I agree that the record before us does not support liability under the reasoning of the plurality opinions in either Pembaur or Praprotnik. But Worsham’s allegations in his third amended complaint are sufficient to state a claim under the theory of municipal liability addressed in Pembaur, Praprotnik and Jett, based on the factual possibilities, however unlikely, that I discuss above. Conley v. Gibson, 355 U.S. 41,
. After the completion of the fact-finding process in this case, and before Judge Hoyt’s dismissal, the Supreme Court issued its opinions that address the theory of municipal liability concerning us today. Pembaur v. Cincinnati, 475 U.S. 469, 106 S.Ct. 1292, 1298, 89 L.Ed.2d 452 (1986); City of St. Louis v. Praprotnik, 485 U.S. 112, 108 S.Ct. 915, 924, 99 L.Ed.2d 107 (1988); Jett v. Dallas Independent School District, — U.S. -, 109 S.Ct. 2702, 105 L.Ed.2d 598 (1989).
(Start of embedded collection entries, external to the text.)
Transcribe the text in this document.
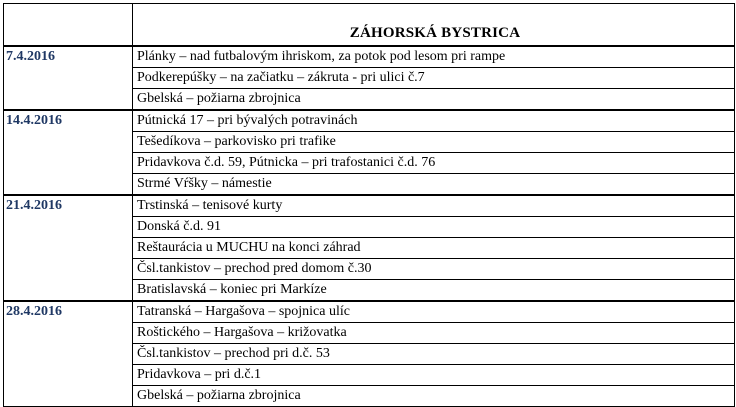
	ZÁHORSKÁ BYSTRICA
7.4.2016	Plánky – nad futbalovým ihriskom, za potok pod lesom pri rampe
	Podkerepúšky – na začiatku – zákruta - pri ulici č.7
	Gbelská – požiarna zbrojnica
14.4.2016	Pútnická 17 – pri bývalých potravinách
	Tešedíkova – parkovisko pri trafike
	Pridavkova č.d. 59, Pútnicka – pri trafostanici č.d. 76
	Strmé Vŕšky – námestie
21.4.2016	Trstinská – tenisové kurty
	Donská č.d. 91
	Reštaurácia u MUCHU na konci záhrad
	Čsl.tankistov – prechod pred domom č.30
	Bratislavská – koniec pri Markíze
28.4.2016	Tatranská – Hargašova – spojnica ulíc
	Roštického – Hargašova – križovatka
	Čsl.tankistov – prechod pri d.č. 53
	Pridavkova – pri d.č.1
	Gbelská – požiarna zbrojnica
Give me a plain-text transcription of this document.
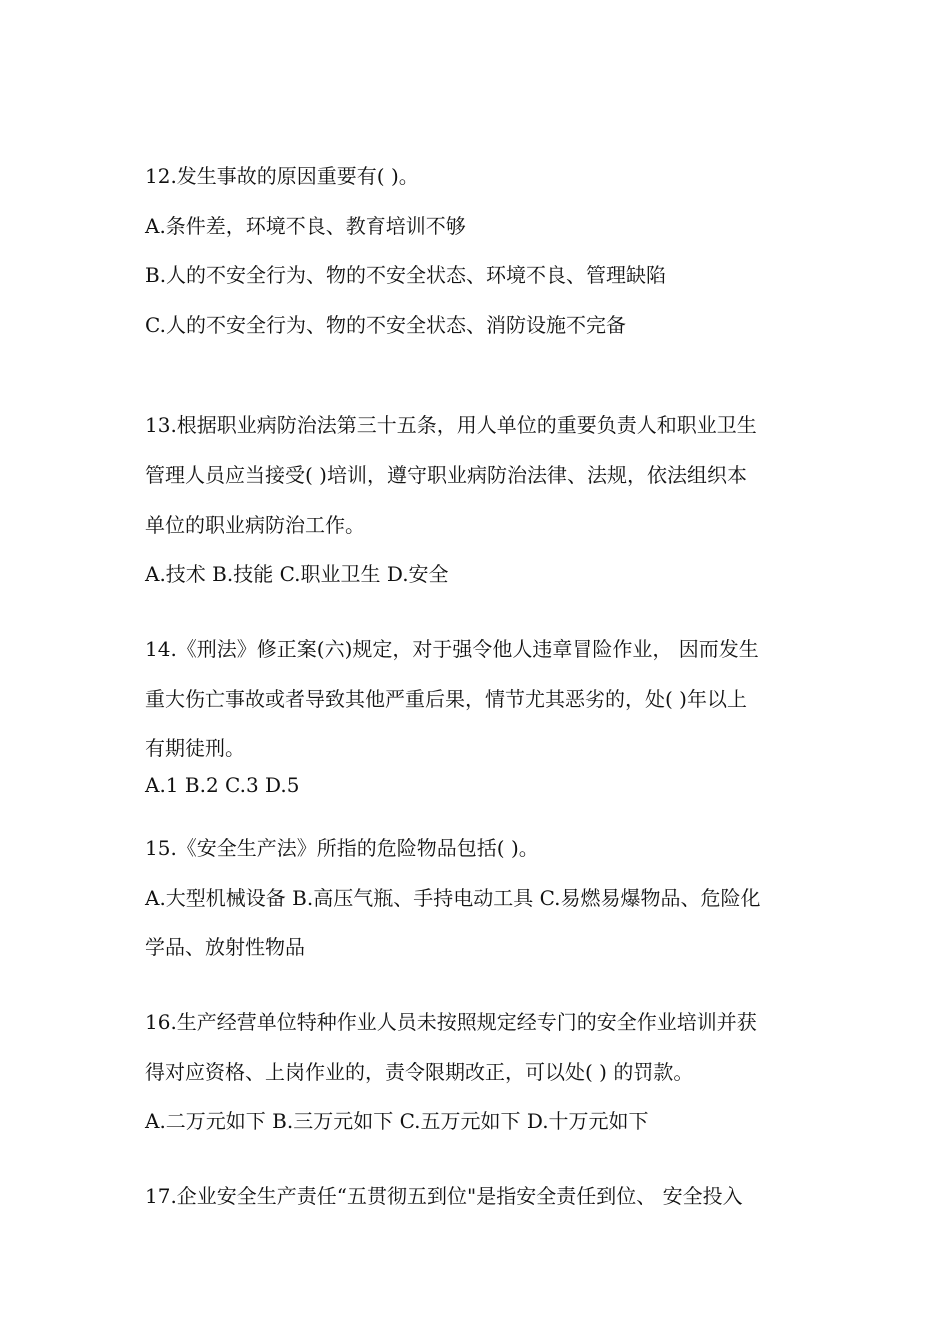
12.发生事故的原因重要有( )。
A.条件差，环境不良、教育培训不够
B.人的不安全行为、物的不安全状态、环境不良、管理缺陷
C.人的不安全行为、物的不安全状态、消防设施不完备
13.根据职业病防治法第三十五条，用人单位的重要负责人和职业卫生
管理人员应当接受( )培训，遵守职业病防治法律、法规，依法组织本
单位的职业病防治工作。
A.技术 B.技能 C.职业卫生 D.安全
14.《刑法》修正案(六)规定，对于强令他人违章冒险作业， 因而发生
重大伤亡事故或者导致其他严重后果，情节尤其恶劣的，处( )年以上
有期徒刑。
A.1 B.2 C.3 D.5
15.《安全生产法》所指的危险物品包括( )。
A.大型机械设备 B.高压气瓶、手持电动工具 C.易燃易爆物品、危险化
学品、放射性物品
16.生产经营单位特种作业人员未按照规定经专门的安全作业培训并获
得对应资格、上岗作业的，责令限期改正，可以处( ) 的罚款。
A.二万元如下 B.三万元如下 C.五万元如下 D.十万元如下
17.企业安全生产责任“五贯彻五到位"是指安全责任到位、 安全投入
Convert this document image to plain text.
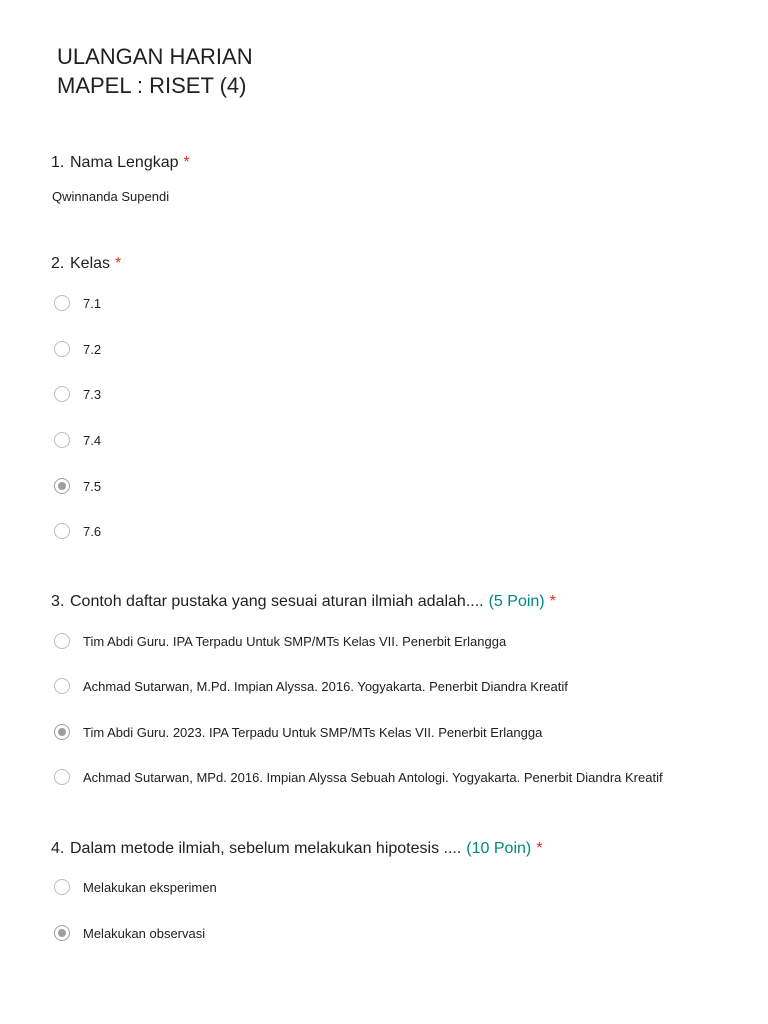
ULANGAN HARIAN
MAPEL : RISET (4)
1. Nama Lengkap *
Qwinnanda Supendi
2. Kelas *
7.1
7.2
7.3
7.4
7.5
7.6
3. Contoh daftar pustaka yang sesuai aturan ilmiah adalah.... (5 Poin) *
Tim Abdi Guru. IPA Terpadu Untuk SMP/MTs Kelas VII. Penerbit Erlangga
Achmad Sutarwan, M.Pd. Impian Alyssa. 2016. Yogyakarta. Penerbit Diandra Kreatif
Tim Abdi Guru. 2023. IPA Terpadu Untuk SMP/MTs Kelas VII. Penerbit Erlangga
Achmad Sutarwan, MPd. 2016. Impian Alyssa Sebuah Antologi. Yogyakarta. Penerbit Diandra Kreatif
4. Dalam metode ilmiah, sebelum melakukan hipotesis .... (10 Poin) *
Melakukan eksperimen
Melakukan observasi
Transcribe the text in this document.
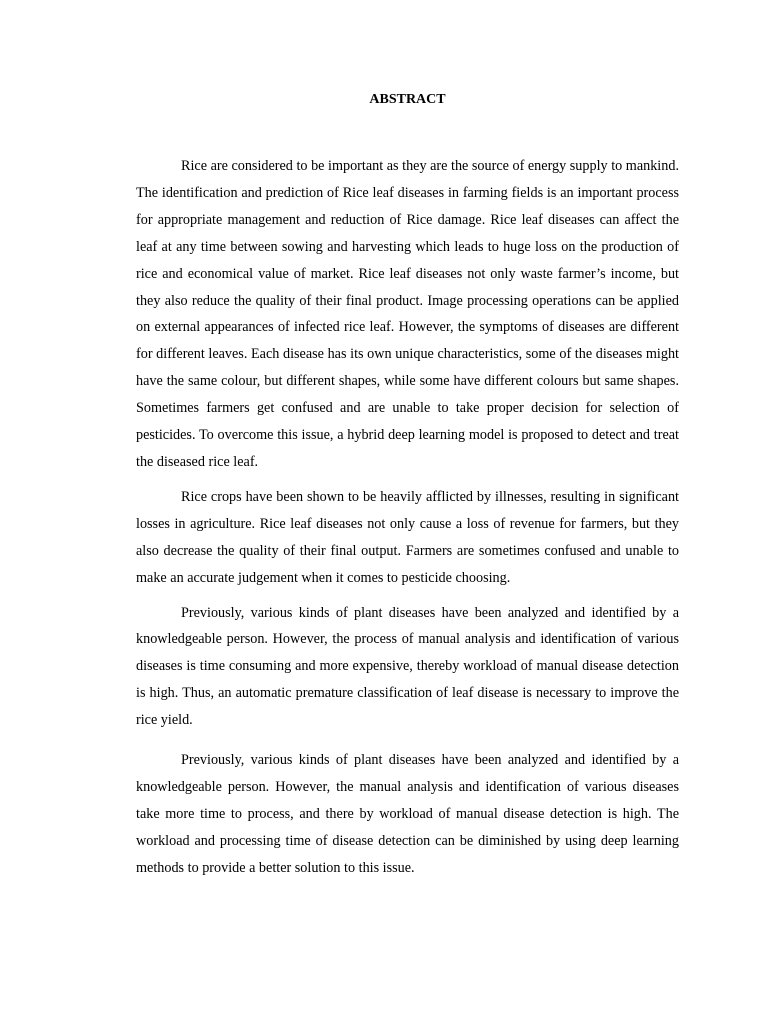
ABSTRACT

Rice are considered to be important as they are the source of energy supply to mankind. The identification and prediction of Rice leaf diseases in farming fields is an important process for appropriate management and reduction of Rice damage. Rice leaf diseases can affect the leaf at any time between sowing and harvesting which leads to huge loss on the production of rice and economical value of market. Rice leaf diseases not only waste farmer’s income, but they also reduce the quality of their final product. Image processing operations can be applied on external appearances of infected rice leaf. However, the symptoms of diseases are different for different leaves. Each disease has its own unique characteristics, some of the diseases might have the same colour, but different shapes, while some have different colours but same shapes. Sometimes farmers get confused and are unable to take proper decision for selection of pesticides. To overcome this issue, a hybrid deep learning model is proposed to detect and treat the diseased rice leaf.

Rice crops have been shown to be heavily afflicted by illnesses, resulting in significant losses in agriculture. Rice leaf diseases not only cause a loss of revenue for farmers, but they also decrease the quality of their final output. Farmers are sometimes confused and unable to make an accurate judgement when it comes to pesticide choosing.

Previously, various kinds of plant diseases have been analyzed and identified by a knowledgeable person. However, the process of manual analysis and identification of various diseases is time consuming and more expensive, thereby workload of manual disease detection is high. Thus, an automatic premature classification of leaf disease is necessary to improve the rice yield.

Previously, various kinds of plant diseases have been analyzed and identified by a knowledgeable person. However, the manual analysis and identification of various diseases take more time to process, and there by workload of manual disease detection is high. The workload and processing time of disease detection can be diminished by using deep learning methods to provide a better solution to this issue.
We cannot expect Worsham to have anticipated these cases. Thus, although this case has already been to trial, the record before us is not exhaustive on the 12(b)(6) issue we face.
. The majority cites McConney v. City of Houston, 863 F.2d 1180, 1184 (5th Cir.1989) in footnote 6, stating that in McConney "we held that isolated instances of unconstitutional conduct by officials who are not policymakers 'are inadequate to prove knowledge and acquiescence by policymakers.’ ” In fact, in McConney we simply held that evidence existed to support a jury verdict for the plaintiff in a § 1983 action against the city. 863 F.2d at 1187. The facts sufficient to prove the existence of a city policy will vary according to the circumstances of a particular case. Thus, for example, in Grandstaff v. City of Borger, we held that "the disposition of the policymaker may be inferred from his conduct after [a rampage, in several episodes, by police officers on the city’s night shift]- [T]he subsequent acceptance of dangerous recklessness by the policymaker tends to prove his preexisting disposition and policy.” 767 F.2d 161, 171 (5th Cir.1985), reh'g denied, 779 F.2d 1129 (5th Cir.1986), cert. denied, 480 U.S. 916, 107 S.Ct. 1369, 94 L.Ed.2d 686 (1987).
. The majority's reliance on Williams v. Butler, 863 F.2d 1398, 1402 (8th Cir.1989) (en banc), is misplaced. In Williams, the five-judge opinion quoted by the majority held that the defendant was vested with final policymaking authority because the city, as a matter of fact, had absolutely delegated such authority to him. Id.; see id. at 1399 ("at the time of his election in 1969, Butler was given carte blanche authority to hire and fire his employees.... 'it had always been traditional’").